Rajasthan ordinance: Vasundhara Raje govt's draconian move will only assist the corrupt, deprive citizens of rights
Within a few months, raje acquired the persona of a diffident, inaccessible and tired leader whose only aim appeared to maintain a low-profile, remain in power and do absolutely nothing.
Once upon a time, Raje was Rajasthan's most popular leader. She was considered progressive, dynamic and blessed with a vision very few regional leaders have.
In 2013, when elections for the Rajasthan Assembly were held, people were literally sick of the conservative, tired and vision-less government of Congress leader Ashok Gehlot. They saw in Raje the mascot who would rid them of Gehlot's regressive politics of message — where image is more important than performance — based on the principle of the state being the benevolent mai-baap that keeps citizens alive with doles and expects votes in return.
Sick of the Congress inertia, vote-bank politics and an effete chief minister, the people of Rajasthan gave a humungous mandate to Raje, giving it almost a four-fifth majority in the Assembly.
That Raje — the one considered dynamic and visionary — disappeared soon after the blockbuster win. Within a few months, she acquired the persona of a diffident, inaccessible and tired leader whose only aim appeared to maintain a low-profile, remain in power and do absolutely nothing. There could be many reasons for this unfortunate metamorphosis. One, the tense equation with the Narendra Modi-Amit Shah duo, which always kept the sword of uncertainty hanging over her head. Two, her predilection for believing everything that her cabal tells her about others, thus, creating an environment of mistrust and a culture of back-stabbing.
With elections just 14 months away, Raje's chances don't seem too bright. She has failed to live up to expectations, belied hope, shattered the faith people placed in her leadership.
That brings us to the current drama in Rajasthan around a proposed law that shields "public servants" from probe without the government's approval. The government on Monday tabled a bill in the Assembly that prohibits filing of corruption cases against officers and politicians unless the government gives its go-ahead. The proposed draconian law also has provisions for strict punishment for anybody who names the accused in media, or complains about them on any social platform. Even courts are not allowed to direct the cops to book the corrupt unless the government gives its approval.

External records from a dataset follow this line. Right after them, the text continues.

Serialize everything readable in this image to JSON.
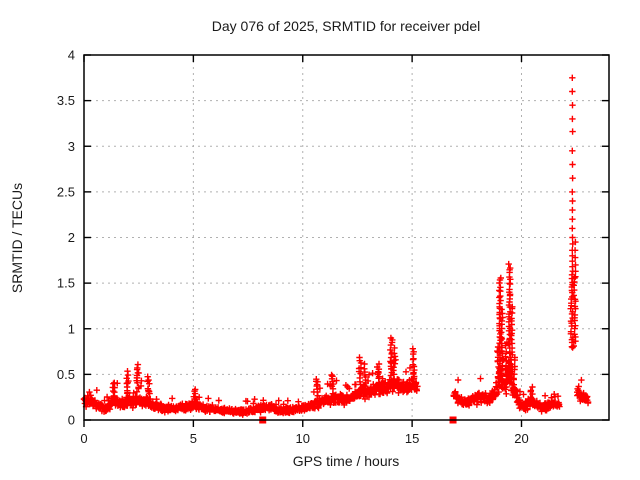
{
  "chart_data": {
    "type": "scatter",
    "title": "Day 076 of 2025, SRMTID for receiver pdel",
    "xlabel": "GPS time / hours",
    "ylabel": "SRMTID / TECUs",
    "xlim": [
      0,
      24
    ],
    "ylim": [
      0,
      4
    ],
    "xticks": [
      0,
      5,
      10,
      15,
      20
    ],
    "yticks": [
      0,
      0.5,
      1,
      1.5,
      2,
      2.5,
      3,
      3.5,
      4
    ],
    "grid": true,
    "grid_color": "#b0b0b0",
    "border_color": "#000000",
    "point_color": "#ff0000",
    "marker": "plus",
    "legend_position": "none",
    "seed": 76,
    "band_segments": [
      {
        "dt": 0.03,
        "pts_per_step": 2,
        "anchors": [
          [
            0.0,
            0.2,
            0.08
          ],
          [
            0.35,
            0.22,
            0.08
          ],
          [
            0.7,
            0.15,
            0.06
          ],
          [
            1.0,
            0.12,
            0.05
          ],
          [
            1.3,
            0.22,
            0.09
          ],
          [
            1.55,
            0.19,
            0.08
          ],
          [
            1.8,
            0.16,
            0.07
          ],
          [
            2.0,
            0.22,
            0.1
          ],
          [
            2.2,
            0.18,
            0.08
          ],
          [
            2.45,
            0.24,
            0.12
          ],
          [
            2.7,
            0.18,
            0.08
          ],
          [
            2.95,
            0.2,
            0.09
          ],
          [
            3.2,
            0.14,
            0.06
          ],
          [
            3.7,
            0.13,
            0.06
          ],
          [
            4.2,
            0.12,
            0.05
          ],
          [
            4.7,
            0.15,
            0.07
          ],
          [
            5.1,
            0.17,
            0.07
          ],
          [
            5.5,
            0.12,
            0.05
          ],
          [
            6.0,
            0.11,
            0.05
          ],
          [
            6.5,
            0.1,
            0.04
          ],
          [
            7.0,
            0.09,
            0.04
          ],
          [
            7.5,
            0.1,
            0.05
          ],
          [
            8.0,
            0.13,
            0.06
          ],
          [
            8.4,
            0.15,
            0.06
          ],
          [
            8.8,
            0.11,
            0.05
          ],
          [
            9.3,
            0.1,
            0.05
          ],
          [
            9.8,
            0.12,
            0.05
          ],
          [
            10.3,
            0.15,
            0.06
          ],
          [
            10.7,
            0.19,
            0.08
          ],
          [
            11.1,
            0.21,
            0.08
          ],
          [
            11.5,
            0.25,
            0.09
          ],
          [
            11.9,
            0.22,
            0.08
          ],
          [
            12.3,
            0.26,
            0.09
          ],
          [
            12.7,
            0.32,
            0.11
          ],
          [
            13.1,
            0.3,
            0.1
          ],
          [
            13.5,
            0.36,
            0.12
          ],
          [
            13.9,
            0.38,
            0.13
          ],
          [
            14.2,
            0.4,
            0.13
          ],
          [
            14.6,
            0.34,
            0.11
          ],
          [
            15.0,
            0.4,
            0.12
          ],
          [
            15.25,
            0.36,
            0.09
          ]
        ]
      },
      {
        "dt": 0.03,
        "pts_per_step": 2,
        "anchors": [
          [
            16.9,
            0.28,
            0.09
          ],
          [
            17.1,
            0.24,
            0.08
          ],
          [
            17.45,
            0.18,
            0.07
          ],
          [
            17.8,
            0.22,
            0.08
          ],
          [
            18.1,
            0.26,
            0.1
          ],
          [
            18.45,
            0.22,
            0.08
          ],
          [
            18.75,
            0.28,
            0.1
          ],
          [
            19.0,
            0.5,
            0.18
          ],
          [
            19.2,
            0.42,
            0.15
          ],
          [
            19.45,
            0.55,
            0.2
          ],
          [
            19.65,
            0.32,
            0.12
          ],
          [
            19.85,
            0.2,
            0.08
          ],
          [
            20.1,
            0.15,
            0.06
          ],
          [
            20.45,
            0.2,
            0.08
          ],
          [
            20.75,
            0.15,
            0.06
          ],
          [
            21.1,
            0.14,
            0.06
          ],
          [
            21.45,
            0.17,
            0.06
          ],
          [
            21.75,
            0.16,
            0.05
          ]
        ]
      },
      {
        "dt": 0.03,
        "pts_per_step": 2,
        "anchors": [
          [
            22.55,
            0.32,
            0.1
          ],
          [
            22.7,
            0.24,
            0.08
          ],
          [
            22.9,
            0.24,
            0.07
          ],
          [
            23.05,
            0.22,
            0.05
          ]
        ]
      }
    ],
    "spikes": [
      [
        1.35,
        0.24,
        0.42,
        8,
        0.05
      ],
      [
        2.0,
        0.28,
        0.52,
        10,
        0.05
      ],
      [
        2.45,
        0.32,
        0.6,
        12,
        0.05
      ],
      [
        2.95,
        0.28,
        0.46,
        8,
        0.05
      ],
      [
        5.1,
        0.2,
        0.33,
        6,
        0.05
      ],
      [
        10.65,
        0.28,
        0.46,
        8,
        0.04
      ],
      [
        11.35,
        0.3,
        0.5,
        8,
        0.05
      ],
      [
        12.62,
        0.4,
        0.68,
        10,
        0.05
      ],
      [
        12.85,
        0.38,
        0.6,
        8,
        0.05
      ],
      [
        13.45,
        0.42,
        0.62,
        8,
        0.05
      ],
      [
        14.05,
        0.5,
        0.9,
        14,
        0.05
      ],
      [
        14.18,
        0.45,
        0.78,
        9,
        0.04
      ],
      [
        15.05,
        0.45,
        0.78,
        11,
        0.05
      ],
      [
        18.95,
        0.3,
        0.8,
        10,
        0.04
      ],
      [
        19.02,
        0.38,
        1.55,
        40,
        0.035
      ],
      [
        19.1,
        0.35,
        1.2,
        22,
        0.035
      ],
      [
        19.3,
        0.3,
        0.85,
        12,
        0.04
      ],
      [
        19.45,
        0.4,
        1.7,
        42,
        0.04
      ],
      [
        19.55,
        0.45,
        1.25,
        20,
        0.035
      ],
      [
        19.68,
        0.28,
        0.7,
        9,
        0.04
      ],
      [
        20.45,
        0.18,
        0.36,
        7,
        0.05
      ],
      [
        22.3,
        0.78,
        1.62,
        26,
        0.05
      ],
      [
        22.43,
        0.82,
        1.55,
        18,
        0.04
      ]
    ],
    "columns": [
      {
        "x": 22.33,
        "ys": [
          3.75,
          3.6,
          3.45,
          3.3,
          3.16,
          2.95,
          2.8,
          2.65,
          2.5,
          2.4,
          2.3,
          2.2,
          2.1,
          2.0,
          1.93,
          1.86,
          1.8,
          1.74,
          1.68
        ]
      },
      {
        "x": 22.46,
        "ys": [
          1.95,
          1.86,
          1.78,
          1.7,
          1.63,
          1.57
        ]
      }
    ],
    "squares": [
      [
        8.17,
        0
      ],
      [
        16.87,
        0
      ]
    ]
  }
}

This is a blatant attempt to deprive citizens and other democratic institutions their rights to take their grievances to police and courts, gag the media against speaking up against the corrupt, and, more importantly, put a tight leash around 'public servants' by arrogating to themselves the right to pick and choose who could be prosecuted and who could be not.

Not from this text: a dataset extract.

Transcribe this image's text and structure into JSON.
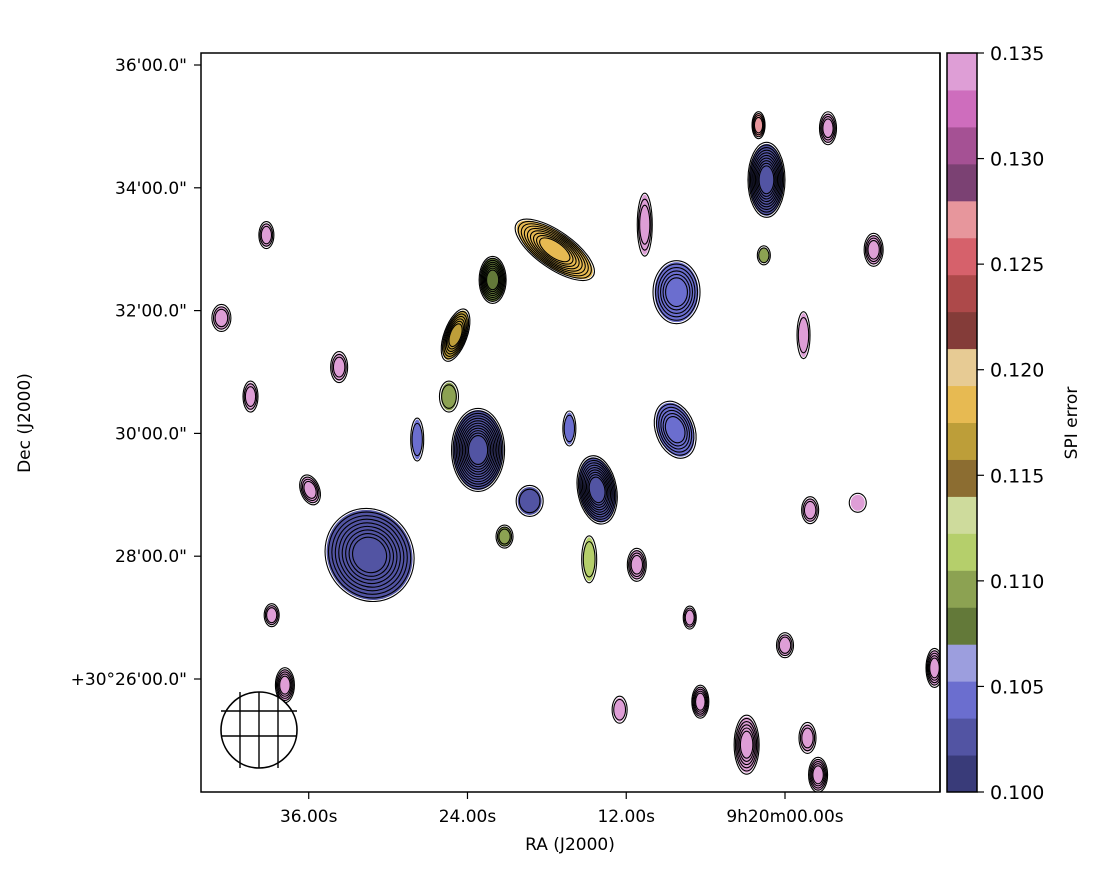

So, officers and politicians will get a free hand, the judiciary's powers would be curtailed and the media would be gagged and jailed. Bereft of its rhetoric, the proposed law is in essence an obnoxious attempt to turn democracy into a monarchy. (Fitting perhaps for a state whose chief minister is reverentially (and pejoratively) called a Maharani.)

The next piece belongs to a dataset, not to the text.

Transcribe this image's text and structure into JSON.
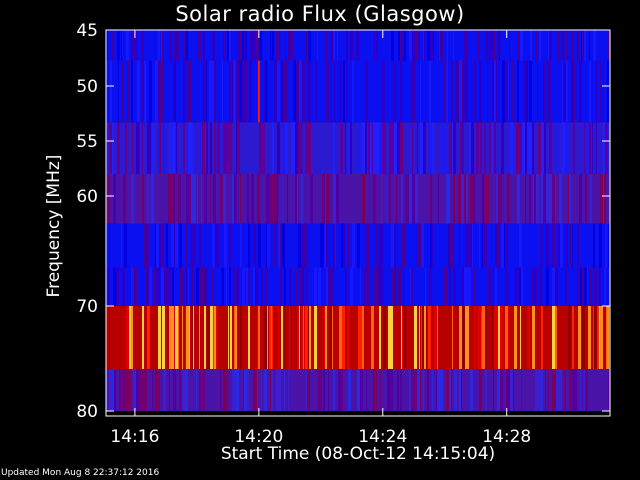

Why is Raje bringing in a law that throttles every democratic institution and gives a carte blanche to officials and politicians? One theory is that it is an attempt to guarantee impunity —abahaydaan as monarchs would call it — to public servants in the election year, protect them from the inquisitive gaze of the media and the judiciary.
Yet another theory propounded by a lawyer claims many high-profile bureaucrats are under the radar of the Rajasthan high court for illegally gobbling up priceless land. Raje's government is known as a government of the bureaucrats, for the bureaucrats, so this might be an attempt by the corrupt babus to pre-empt a probe, a major scandal that may be difficult to suppress without this draconian law.
One of the first things Raje did on returning to power was to raise the boundary walls of her 8, Civil Lines, residence in Jaipur, turning it into a sort of Alcatraz. It is apparent that she is now in a place from where she can see nothing, hear nothing, except the voices of her self-serving coterie. While she sits in her bunker, tries to fortify it further with a dastardly law, winds of change rage outside.